# Balancing question

1. Oct 2, 2006

### konichiwa2x

Hi, I have been asked to balance this equation:

$$KOH + K_{4}Fe(CN)_{6} + Ce(NO_{3})_{4} --> Fe(OH)_{3} + Ce(OH)_{3} + K_{2}CO_{3} + KNO_{3} + H_{2}O$$

Can someone please tell me where to start? I have written down the oxidation states of all the elements in the reaction and can see that iron is getting oxidised from +2 to + 3, carbon in cyanide ion is oxidised to + 4 state, Cerium is being reduced from +4 to +3 state. How do I proceed? Please help.

2. Oct 2, 2006

### semc

wow this looks confusing.....hmm where's your Cerium after reacting?

3. Oct 2, 2006

### Stevedye56

By starting with the oxidation numbers im assuming that you think its a redox reaction. If this is the case you must follow these steps: http://members.aol.com/profchm/redox.html [Broken]

Last edited by a moderator: May 2, 2017
4. Oct 2, 2006

5. Oct 4, 2006

### konichiwa2x

I know the rules of balancing a redox reaction. It is just that this one is too tough. There are too many elements undergoing oxidation/reduction. I am not sure whether to employ the oxidation-reduction method or ion-eletron method. What do I do?

PS. There should be a $$Ce(OH)_{3}$$ among the products.

6. Oct 4, 2006

### Stevedye56

I tried by placing coefficients it just goes back and forth like a never ending combustion reaction

Last edited: Oct 4, 2006
7. Oct 5, 2006

### Stevedye56

I got the half reactions for the equation but its going to take 3+ pages of work to figure out the coefficients. My IB high level chem teacher said she balanced the "mother of all equations" and it took 3 pages, and she thinks this one is more complicated. I will be working with her on it. She also said that coefficients can and quite possibly make it into the 100's. Ill keep you posted. I hope this wasnt due overnight...

8. Oct 6, 2006

### konichiwa2x

thanks. I have been trying too without any success. Tell me if you do get it.

9. Oct 6, 2006

### cheechnchong

have you learned re-dox (by using ionic equations)?

10. Oct 7, 2006

### konichiwa2x

yes I have.. but It didnt help. I was still not able to do it.

11. Oct 7, 2006

### Staff: Mentor

These things require systematical approach and algebraic method does wonders.

"Mother of all equations" was most likely so called Stout equation:

(Cr(N2H4CO)6)4(Cr(CN)6)3 + KMnO4 + H2SO4 -> K2Cr2O7 + MnSO4 + CO2 + KNO3 + K2SO4 + H2O

12. Oct 7, 2006

### Stevedye56

This isnt any redox equation...Didnt you even try it.
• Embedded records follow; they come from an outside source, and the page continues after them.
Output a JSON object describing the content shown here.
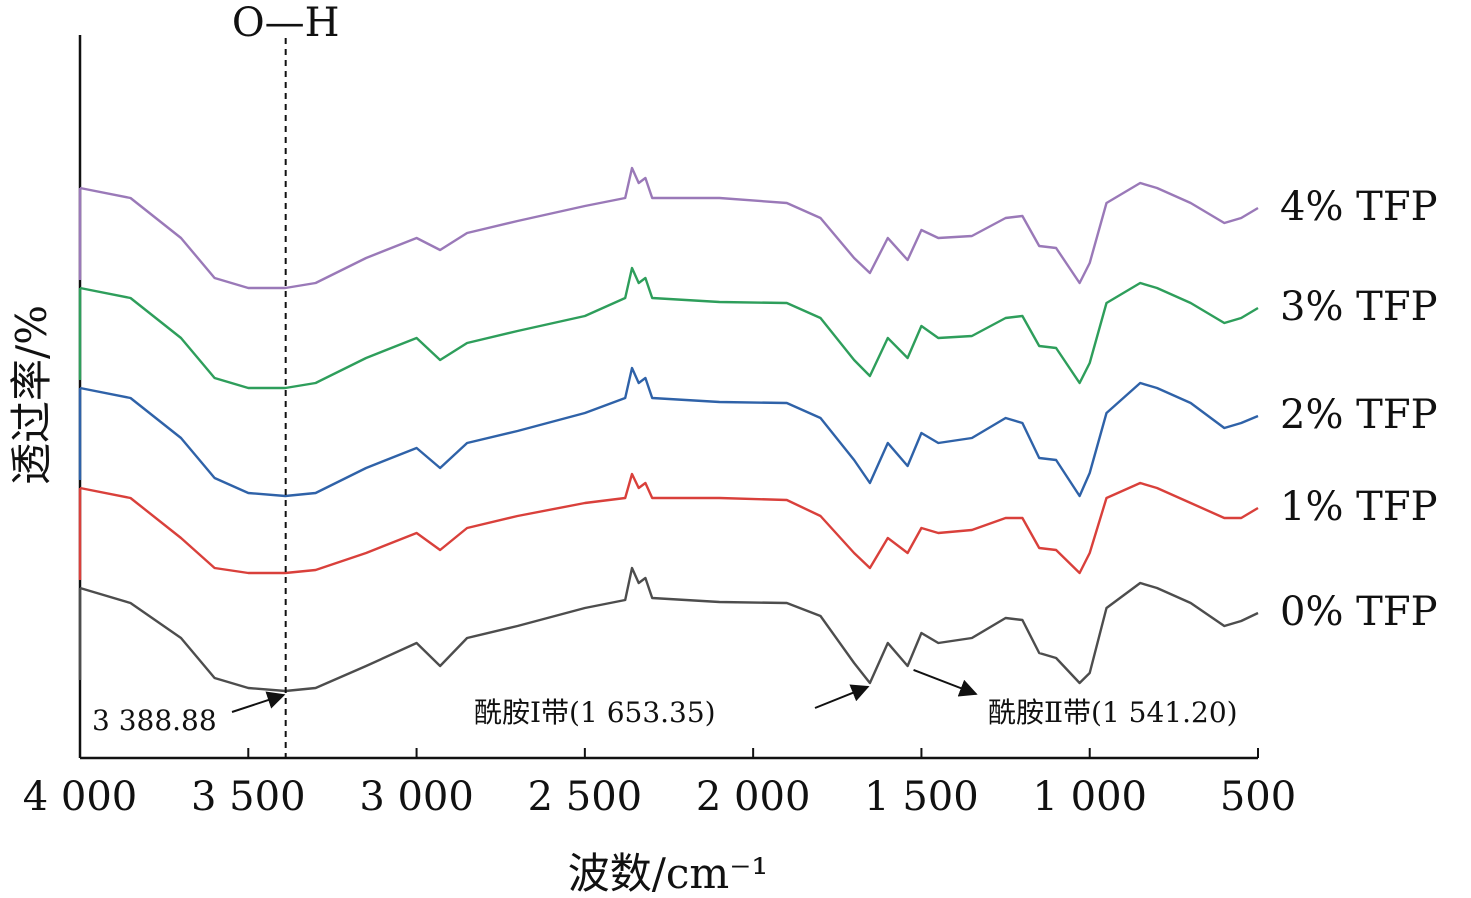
{
  "chart_data": {
    "type": "line",
    "xlabel": "波数/cm⁻¹",
    "ylabel": "透过率/%",
    "xlim": [
      4000,
      500
    ],
    "x_reversed": true,
    "x_ticks": [
      4000,
      3500,
      3000,
      2500,
      2000,
      1500,
      1000,
      500
    ],
    "x_tick_labels": [
      "4 000",
      "3 500",
      "3 000",
      "2 500",
      "2 000",
      "1 500",
      "1 000",
      "500"
    ],
    "y_tick_labels": false,
    "grid": false,
    "colors": {
      "0% TFP": "#4d4d4d",
      "1% TFP": "#d9403b",
      "2% TFP": "#2f62a8",
      "3% TFP": "#2e9e5b",
      "4% TFP": "#9a79b8",
      "axis": "#111111"
    },
    "peak_marker": {
      "label": "O—H",
      "x": 3388.88
    },
    "annotations": [
      {
        "text": "3 388.88",
        "x": 3388.88
      },
      {
        "text": "酰胺Ⅰ带(1 653.35)",
        "x": 1653.35
      },
      {
        "text": "酰胺Ⅱ带(1 541.20)",
        "x": 1541.2
      }
    ],
    "series": [
      {
        "name": "4% TFP",
        "offset": 4,
        "points": [
          [
            4000,
            0
          ],
          [
            3850,
            -0.1
          ],
          [
            3700,
            -0.5
          ],
          [
            3600,
            -0.9
          ],
          [
            3500,
            -1.0
          ],
          [
            3390,
            -1.0
          ],
          [
            3300,
            -0.95
          ],
          [
            3150,
            -0.7
          ],
          [
            3000,
            -0.5
          ],
          [
            2930,
            -0.62
          ],
          [
            2850,
            -0.45
          ],
          [
            2700,
            -0.33
          ],
          [
            2500,
            -0.18
          ],
          [
            2380,
            -0.1
          ],
          [
            2360,
            0.2
          ],
          [
            2340,
            0.05
          ],
          [
            2320,
            0.1
          ],
          [
            2300,
            -0.1
          ],
          [
            2100,
            -0.1
          ],
          [
            1900,
            -0.15
          ],
          [
            1800,
            -0.3
          ],
          [
            1700,
            -0.7
          ],
          [
            1653,
            -0.85
          ],
          [
            1600,
            -0.5
          ],
          [
            1541,
            -0.72
          ],
          [
            1500,
            -0.42
          ],
          [
            1450,
            -0.5
          ],
          [
            1350,
            -0.48
          ],
          [
            1250,
            -0.3
          ],
          [
            1200,
            -0.28
          ],
          [
            1150,
            -0.58
          ],
          [
            1100,
            -0.6
          ],
          [
            1030,
            -0.95
          ],
          [
            1000,
            -0.75
          ],
          [
            950,
            -0.15
          ],
          [
            850,
            0.05
          ],
          [
            800,
            0.0
          ],
          [
            700,
            -0.15
          ],
          [
            600,
            -0.35
          ],
          [
            550,
            -0.3
          ],
          [
            500,
            -0.2
          ]
        ]
      },
      {
        "name": "3% TFP",
        "offset": 3,
        "points": [
          [
            4000,
            0
          ],
          [
            3850,
            -0.1
          ],
          [
            3700,
            -0.5
          ],
          [
            3600,
            -0.9
          ],
          [
            3500,
            -1.0
          ],
          [
            3390,
            -1.0
          ],
          [
            3300,
            -0.95
          ],
          [
            3150,
            -0.7
          ],
          [
            3000,
            -0.5
          ],
          [
            2930,
            -0.72
          ],
          [
            2850,
            -0.55
          ],
          [
            2700,
            -0.43
          ],
          [
            2500,
            -0.28
          ],
          [
            2380,
            -0.1
          ],
          [
            2360,
            0.2
          ],
          [
            2340,
            0.05
          ],
          [
            2320,
            0.1
          ],
          [
            2300,
            -0.1
          ],
          [
            2100,
            -0.14
          ],
          [
            1900,
            -0.15
          ],
          [
            1800,
            -0.3
          ],
          [
            1700,
            -0.72
          ],
          [
            1653,
            -0.88
          ],
          [
            1600,
            -0.5
          ],
          [
            1541,
            -0.7
          ],
          [
            1500,
            -0.38
          ],
          [
            1450,
            -0.5
          ],
          [
            1350,
            -0.48
          ],
          [
            1250,
            -0.3
          ],
          [
            1200,
            -0.28
          ],
          [
            1150,
            -0.58
          ],
          [
            1100,
            -0.6
          ],
          [
            1030,
            -0.95
          ],
          [
            1000,
            -0.75
          ],
          [
            950,
            -0.15
          ],
          [
            850,
            0.05
          ],
          [
            800,
            0.0
          ],
          [
            700,
            -0.15
          ],
          [
            600,
            -0.35
          ],
          [
            550,
            -0.3
          ],
          [
            500,
            -0.2
          ]
        ]
      },
      {
        "name": "2% TFP",
        "offset": 2,
        "points": [
          [
            4000,
            0
          ],
          [
            3850,
            -0.1
          ],
          [
            3700,
            -0.5
          ],
          [
            3600,
            -0.9
          ],
          [
            3500,
            -1.05
          ],
          [
            3390,
            -1.08
          ],
          [
            3300,
            -1.05
          ],
          [
            3150,
            -0.8
          ],
          [
            3000,
            -0.6
          ],
          [
            2930,
            -0.8
          ],
          [
            2850,
            -0.55
          ],
          [
            2700,
            -0.43
          ],
          [
            2500,
            -0.25
          ],
          [
            2380,
            -0.1
          ],
          [
            2360,
            0.2
          ],
          [
            2340,
            0.05
          ],
          [
            2320,
            0.1
          ],
          [
            2300,
            -0.1
          ],
          [
            2100,
            -0.14
          ],
          [
            1900,
            -0.15
          ],
          [
            1800,
            -0.3
          ],
          [
            1700,
            -0.72
          ],
          [
            1653,
            -0.95
          ],
          [
            1600,
            -0.55
          ],
          [
            1541,
            -0.78
          ],
          [
            1500,
            -0.45
          ],
          [
            1450,
            -0.55
          ],
          [
            1350,
            -0.5
          ],
          [
            1250,
            -0.3
          ],
          [
            1200,
            -0.35
          ],
          [
            1150,
            -0.7
          ],
          [
            1100,
            -0.72
          ],
          [
            1030,
            -1.08
          ],
          [
            1000,
            -0.85
          ],
          [
            950,
            -0.25
          ],
          [
            850,
            0.05
          ],
          [
            800,
            0.0
          ],
          [
            700,
            -0.15
          ],
          [
            600,
            -0.4
          ],
          [
            550,
            -0.35
          ],
          [
            500,
            -0.28
          ]
        ]
      },
      {
        "name": "1% TFP",
        "offset": 1,
        "points": [
          [
            4000,
            0
          ],
          [
            3850,
            -0.1
          ],
          [
            3700,
            -0.5
          ],
          [
            3600,
            -0.8
          ],
          [
            3500,
            -0.85
          ],
          [
            3390,
            -0.85
          ],
          [
            3300,
            -0.82
          ],
          [
            3150,
            -0.65
          ],
          [
            3000,
            -0.45
          ],
          [
            2930,
            -0.62
          ],
          [
            2850,
            -0.4
          ],
          [
            2700,
            -0.28
          ],
          [
            2500,
            -0.15
          ],
          [
            2380,
            -0.1
          ],
          [
            2360,
            0.14
          ],
          [
            2340,
            0.0
          ],
          [
            2320,
            0.05
          ],
          [
            2300,
            -0.1
          ],
          [
            2100,
            -0.1
          ],
          [
            1900,
            -0.12
          ],
          [
            1800,
            -0.28
          ],
          [
            1700,
            -0.65
          ],
          [
            1653,
            -0.8
          ],
          [
            1600,
            -0.5
          ],
          [
            1541,
            -0.65
          ],
          [
            1500,
            -0.4
          ],
          [
            1450,
            -0.45
          ],
          [
            1350,
            -0.42
          ],
          [
            1250,
            -0.3
          ],
          [
            1200,
            -0.3
          ],
          [
            1150,
            -0.6
          ],
          [
            1100,
            -0.62
          ],
          [
            1030,
            -0.85
          ],
          [
            1000,
            -0.65
          ],
          [
            950,
            -0.1
          ],
          [
            850,
            0.05
          ],
          [
            800,
            0.0
          ],
          [
            700,
            -0.15
          ],
          [
            600,
            -0.3
          ],
          [
            550,
            -0.3
          ],
          [
            500,
            -0.2
          ]
        ]
      },
      {
        "name": "0% TFP",
        "offset": 0,
        "points": [
          [
            4000,
            0
          ],
          [
            3850,
            -0.15
          ],
          [
            3700,
            -0.5
          ],
          [
            3600,
            -0.9
          ],
          [
            3500,
            -1.0
          ],
          [
            3390,
            -1.03
          ],
          [
            3300,
            -1.0
          ],
          [
            3150,
            -0.78
          ],
          [
            3000,
            -0.55
          ],
          [
            2930,
            -0.78
          ],
          [
            2850,
            -0.5
          ],
          [
            2700,
            -0.38
          ],
          [
            2500,
            -0.2
          ],
          [
            2380,
            -0.12
          ],
          [
            2360,
            0.2
          ],
          [
            2340,
            0.05
          ],
          [
            2320,
            0.1
          ],
          [
            2300,
            -0.1
          ],
          [
            2100,
            -0.14
          ],
          [
            1900,
            -0.15
          ],
          [
            1800,
            -0.28
          ],
          [
            1700,
            -0.75
          ],
          [
            1653,
            -0.95
          ],
          [
            1600,
            -0.55
          ],
          [
            1541,
            -0.78
          ],
          [
            1500,
            -0.45
          ],
          [
            1450,
            -0.55
          ],
          [
            1350,
            -0.5
          ],
          [
            1250,
            -0.3
          ],
          [
            1200,
            -0.32
          ],
          [
            1150,
            -0.65
          ],
          [
            1100,
            -0.7
          ],
          [
            1030,
            -0.95
          ],
          [
            1000,
            -0.85
          ],
          [
            950,
            -0.2
          ],
          [
            850,
            0.05
          ],
          [
            800,
            0.0
          ],
          [
            700,
            -0.15
          ],
          [
            600,
            -0.38
          ],
          [
            550,
            -0.33
          ],
          [
            500,
            -0.25
          ]
        ]
      }
    ]
  }
}
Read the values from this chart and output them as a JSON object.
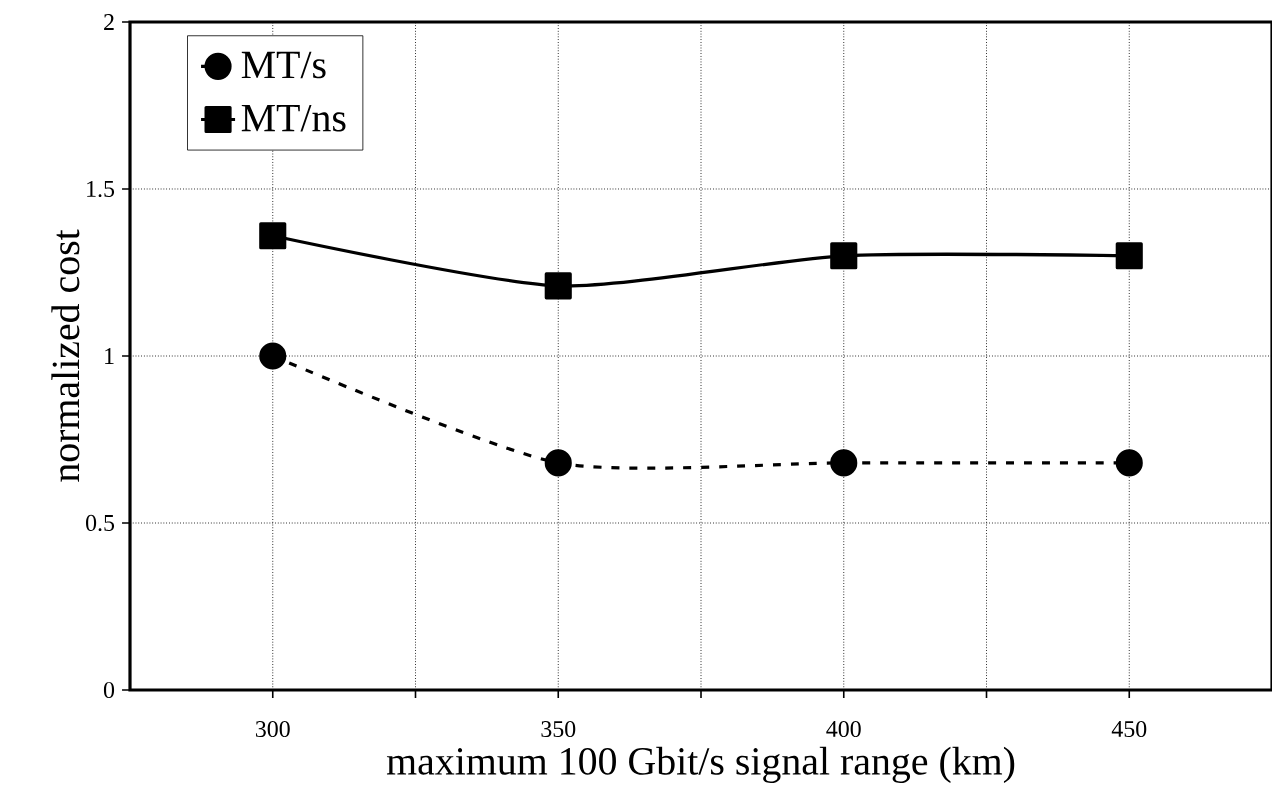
{
  "chart_data": {
    "type": "line",
    "xlabel": "maximum 100 Gbit/s signal range (km)",
    "ylabel": "normalized cost",
    "x": [
      300,
      350,
      400,
      450
    ],
    "series": [
      {
        "name": "MT/s",
        "color": "#000000",
        "values": [
          1.0,
          0.68,
          0.68,
          0.68
        ],
        "marker": "circle",
        "line_style": "dashed"
      },
      {
        "name": "MT/ns",
        "color": "#000000",
        "values": [
          1.36,
          1.21,
          1.3,
          1.3
        ],
        "marker": "square",
        "line_style": "solid"
      }
    ],
    "xlim": [
      275,
      475
    ],
    "ylim": [
      0,
      2
    ],
    "xticks": [
      300,
      {
        "value": 325,
        "label": null
      },
      350,
      {
        "value": 375,
        "label": null
      },
      400,
      {
        "value": 425,
        "label": null
      },
      450
    ],
    "yticks": [
      0,
      0.5,
      1,
      1.5,
      2
    ],
    "grid": true,
    "legend": "top left"
  }
}
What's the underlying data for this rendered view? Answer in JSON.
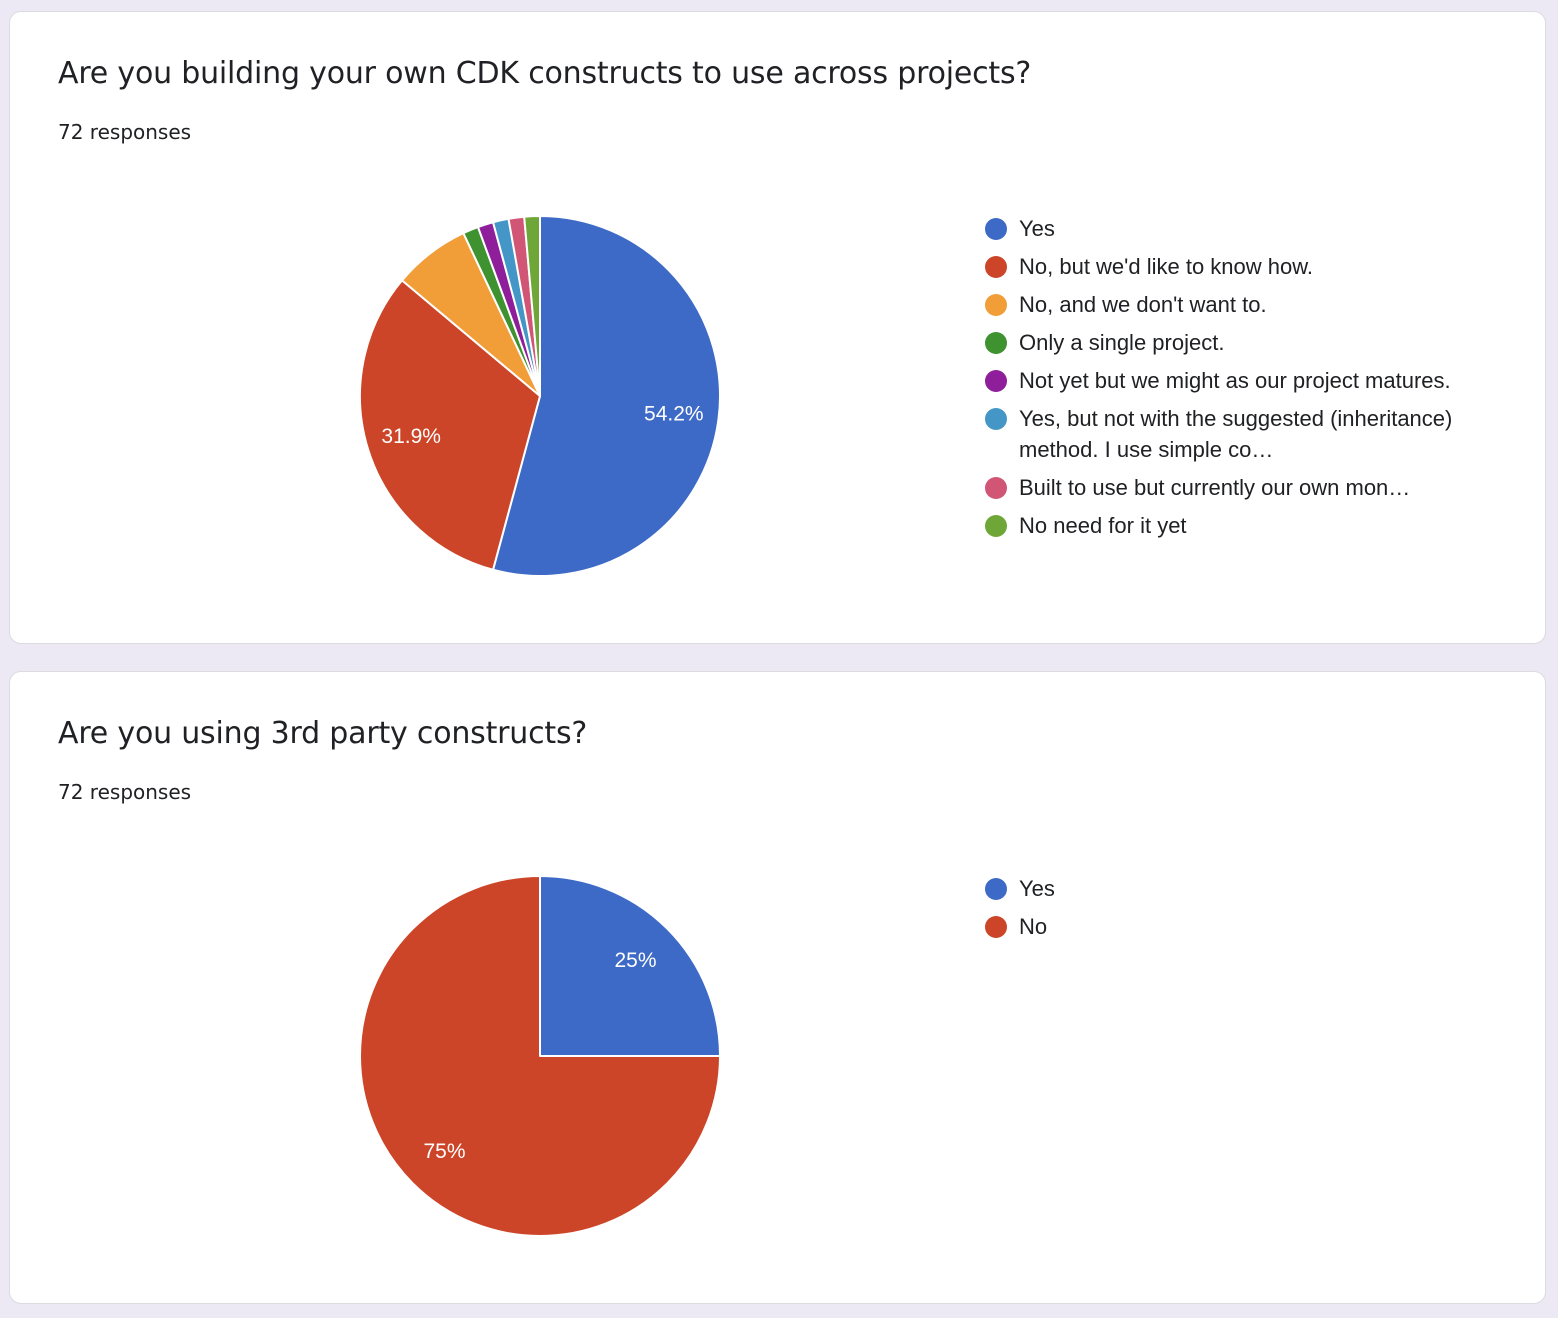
{
  "cards": [
    {
      "question": "Are you building your own CDK constructs to use across projects?",
      "responses": "72 responses"
    },
    {
      "question": "Are you using 3rd party constructs?",
      "responses": "72 responses"
    }
  ],
  "chart_data": [
    {
      "type": "pie",
      "title": "Are you building your own CDK constructs to use across projects?",
      "total_responses": 72,
      "start_angle_deg": 90,
      "direction": "clockwise",
      "legend_position": "right",
      "slices": [
        {
          "label": "Yes",
          "value": 54.2,
          "display_label": "54.2%",
          "color": "#3d6ac6"
        },
        {
          "label": "No, but we'd like to know how.",
          "value": 31.9,
          "display_label": "31.9%",
          "color": "#cc4528"
        },
        {
          "label": "No, and we don't want to.",
          "value": 6.9,
          "display_label": "",
          "color": "#f19d38"
        },
        {
          "label": "Only a single project.",
          "value": 1.4,
          "display_label": "",
          "color": "#3e922f"
        },
        {
          "label": "Not yet but we might as our project matures.",
          "value": 1.4,
          "display_label": "",
          "color": "#8e1e9a"
        },
        {
          "label": "Yes, but not with the suggested (inheritance) method. I use simple co…",
          "value": 1.4,
          "display_label": "",
          "color": "#4396c6"
        },
        {
          "label": "Built to use but currently our own mon…",
          "value": 1.4,
          "display_label": "",
          "color": "#d15676"
        },
        {
          "label": "No need for it yet",
          "value": 1.4,
          "display_label": "",
          "color": "#6ea737"
        }
      ]
    },
    {
      "type": "pie",
      "title": "Are you using 3rd party constructs?",
      "total_responses": 72,
      "start_angle_deg": 90,
      "direction": "clockwise",
      "legend_position": "right",
      "slices": [
        {
          "label": "Yes",
          "value": 25,
          "display_label": "25%",
          "color": "#3d6ac6"
        },
        {
          "label": "No",
          "value": 75,
          "display_label": "75%",
          "color": "#cc4528"
        }
      ]
    }
  ]
}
If you did you'd realize how complicated it is. By the way my chemistry teacher got it but was of by 60. Which isnt much conisdering the coefficients, she said its a simple math error and shes going to go over it again i should have an answer for you Tuesday.

13. Oct 7, 2006

### Stevedye56

20 extra creidt points in my class if we balance the daughter, son, father, and mother of all equations. These are the names from the book, im not making them up to be funny.

14. Oct 7, 2006

### cheechnchong

no, but it's another approach if regular balancing doesnt work...

15. Oct 7, 2006

### Stevedye56

Regular balancing isnt going to work, its just plain obvious, you have to break into half reactions.

16. Oct 7, 2006

### cheechnchong

yes sir! i need to stop memorizing ways to do probs...hopefully, this forum can shape me up

17. Oct 8, 2006

### konichiwa2x

I have balanced it successfully. It was just a matter of dividing it into the half reactions and balancing them individually. I wouldnt advise using the algebraic method though, it turned out to be quite lengthy.

18. Oct 8, 2006

### Stevedye56

Good job! you always have to divide into half reacftions. I am not suprised how legnthy it was. It took my teacher a page and a half so im thinking it would take me a few. Again awesome job that problem was intense

19. Oct 8, 2006

### Staff: Mentor

Algebraic: 15 minutes, half a page

20. Oct 9, 2006

### konichiwa2x

But it isnt always reliable. When you are pressed for time especially during a competetive exam or so, it is not always handy. Besides, the redox balancing method didnt take too long either. It was just a matter of writing the half reaction correctly.